The experiences of parents in this study were filled with sadness, stress, and anxiety. Having an infant in the NICU affects the whole family, especially mothers, who feel strain when they cannot be with the rest of the family. The parents in this study were satisfied with the healthcare process in the NICUs, even when this care did not fulfill their expectations or needs. The nurse’s role is very important in providing appropriate healthcare for infants. They also help parents through the stressful, challenging experience of the NICU by developing therapeutic and trusting relationships, providing emotional support, providing parents with accurate and clear information, and involving parents in providing care for their infant.

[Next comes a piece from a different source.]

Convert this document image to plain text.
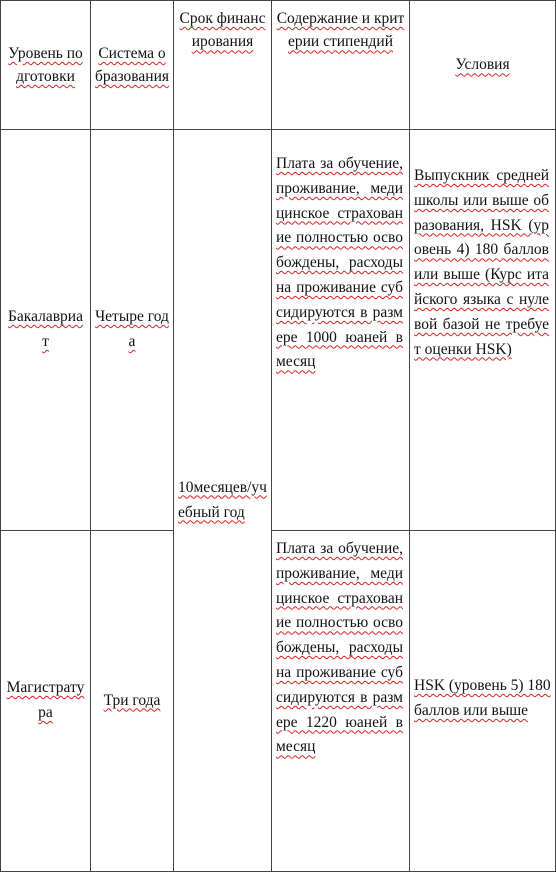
Уровень подготовки	Система образования	Срок финансирования	Содержание и критерии стипендий	Условия
Бакалавриат	Четыре года	10месяцев/учебный год	Плата за обучение, проживание, медицинское страхование полностью освобождены, расходы на проживание субсидируются в размере 1000 юаней в месяц	Выпускник средней школы или выше образования, HSK (уровень 4) 180 баллов или выше (Курс итайского языка с нулевой базой не требует оценки HSK)
Магистратура	Три года		Плата за обучение, проживание, медицинское страхование полностью освобождены, расходы на проживание субсидируются в размере 1220 юаней в месяц	HSK (уровень 5) 180 баллов или выше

Clinical Practice Implications
The main implications of this study relate to nurses who are responsible to care for families with infants admitted to NICU. These nurses must be willing to listen to the experience, stresses, and needs of these parents and must be patient with parents’ queries about their infants. Increased knowledge regarding the experiences of parents in having a prematurely born infant is important to the further development and improvement of nursing care. Finally, nurses in the NICUs must develop interventions and strategies that minimize the stresses of parents and support their emotional capacity to deal with this stressful situation.